Pitching Buffalo to outsiders usually goes something like this: short commutes, four seasons, a city of good neighbors.
But there’s another selling point being used as a recruitment tool by business development leaders – the burgeoning medical corridor in downtown Buffalo and its expanding life sciences industry.
“It’s a door-opener for us,” said Tom Kucharski, president and CEO of Buffalo Niagara Enterprise, which helps companies start up, expand or relocate to Western New York. “It’s an image-changer for us. You’ve got this whole industry trying to get itself together here and that’s interesting.”
Other economic development leaders recognize the potential of the Buffalo Niagara Medical Campus. Much of Vic Nole’s life sciences consulting practice revolves around the Medical Campus, which formed in 2001 and includes the Rosewell Park Cancer Institute , Kaleida Health, the University at Buffalo, Hauptman-Woodward Medical Research Institute and several other health care institutions.
The campus also hosts a growing number of life science companies, which have formed as offshoots of research being done at those institutions.
Nole works as a facilitator, linking researchers to business people and investors who help put business plans in place and find ways to markets and sell products being developed by researchers.
The emerging Medical Campus, Nole says, is ripe with opportunity to recruit more businesses and people to Buffalo.
“From a commercial standpoint, it has outstanding resources,” said Nole, founder of Nole Management LLC business development firm.
“When you think about the power of research being done at UB, HWI, Roswell and Buffalo General Hospital, there are a lot of wonderful resources there that could really help accelerate the commercialization of new technology and research,” Nole said. “It could be an accumulation of a critical mass of needed resources in the technology community chain.”
The short list of success stories – in which research promoted business ventures located on the medical campus – includes Cleveland BioLabs Inc., PersonaDX LLC, Empire Genomics and AndroBioSys Inc.

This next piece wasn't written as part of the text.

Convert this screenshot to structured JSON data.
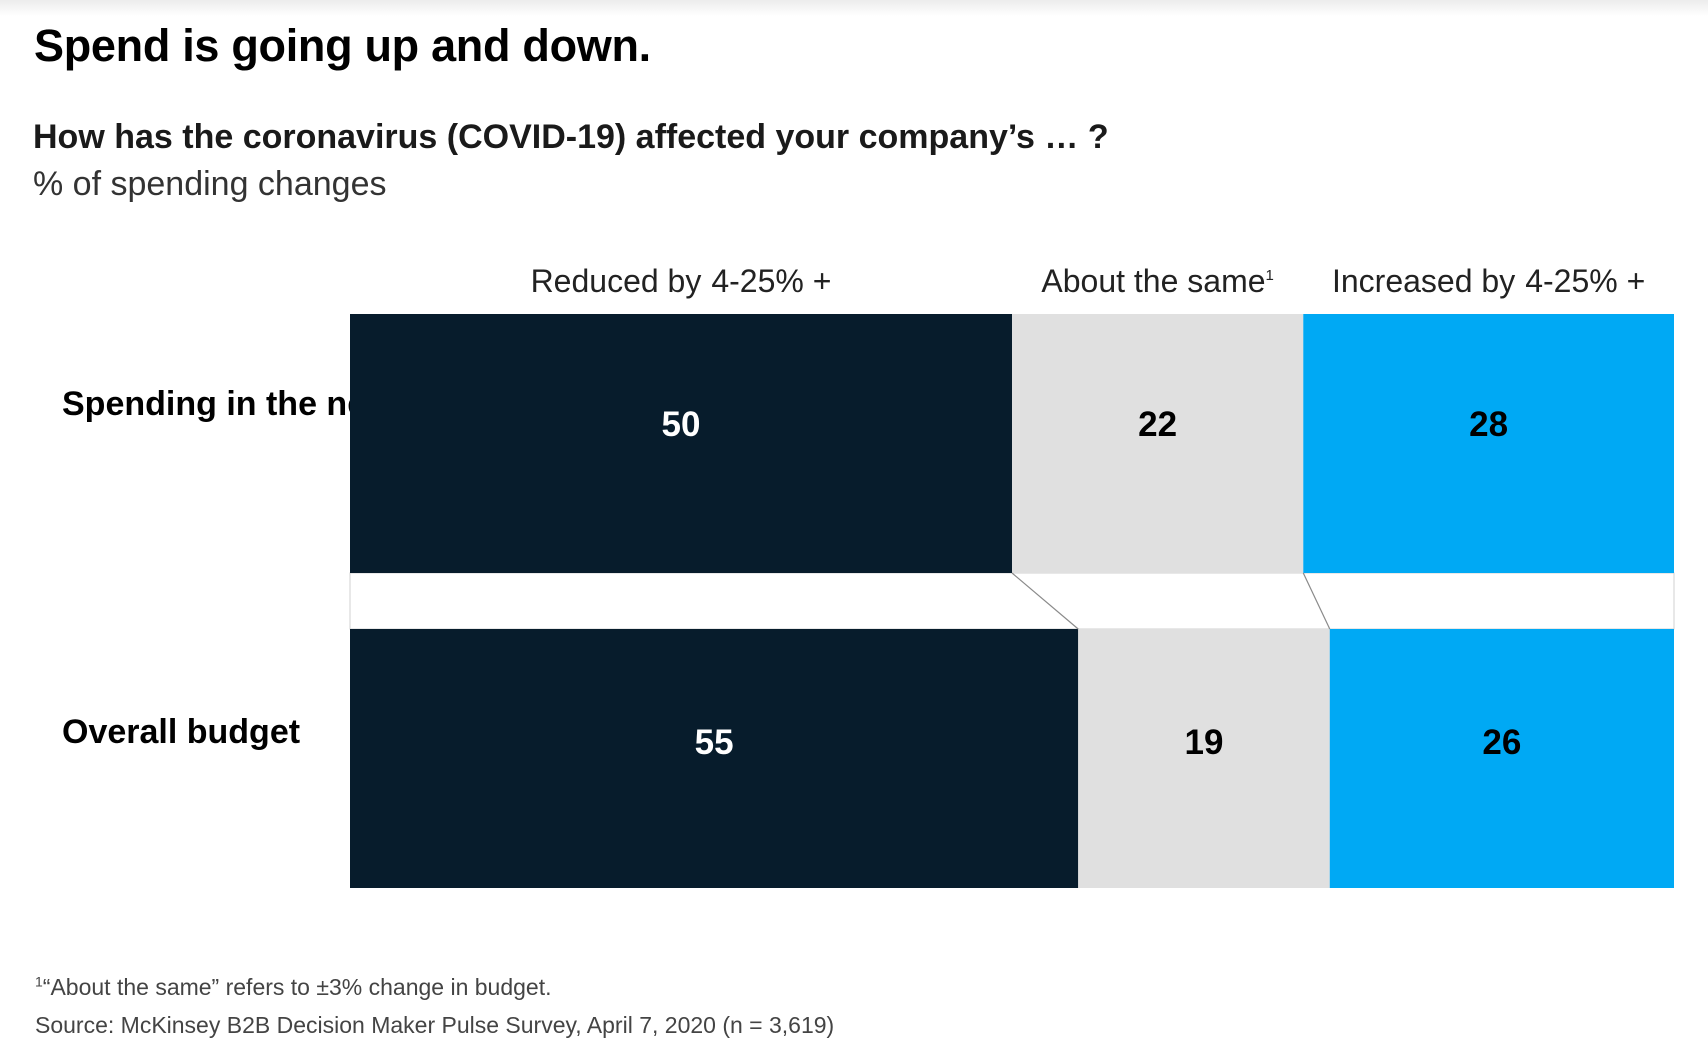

Each of those developments have brought new jobs and new people to the region.
Patrick Whalen, chief operating officer at the Medical Campus, expects that list to grow with the help of the Innovation Center, the four-story section of the former Trico building between Washington and Ellicott streets.
Two tenants occupy space in the building, but Whalen anticipates that the entire facility soon will be leased to start-up companies spawned from research on the medical corridor.
“What we’d like to do with this building is have space for those companies that are ready to venture out into the real world, but may need some support,” Whalen said. “We think the Innovation Center will play a key role in keeping some of these companies in Buffalo.”
As for recruiting individuals, the existence of the Buffalo Niagara Medical Campus has encouraged some people to move to Buffalo.
Rich Matner, director of the technology transfer office at Roswell Park, said the cancer center has been able to recruit several significant, high-level researchers. In turn, some of those researchers bring along start-up companies that locate on the campus.
The growing number of researchers boosts recruitment efforts, Matner said.
“Researchers who come to the medical corridor like to be around other entrepreneurial researchers and when they are together, they bring (post-doctoral students) who have entrepreneurial spirits who in turn bring grad students with entrepreneurial spirits,” he said. “You build a critical mass of entrepreneurial thinking so that areas like our medical corridor become known outside Buffalo and New York and become known everywhere. You start to get on the radar and that spins economic development.”
Nole said he’s involved in discussions to bring a handful of new businesses to the campus. The key is to sell the area as a place to connect with other like-minded companies.
“The big push really is to get make sure they are connected in a way that allows new businesses to grow,” he said. “What we’re trying to do is get people to do deals.”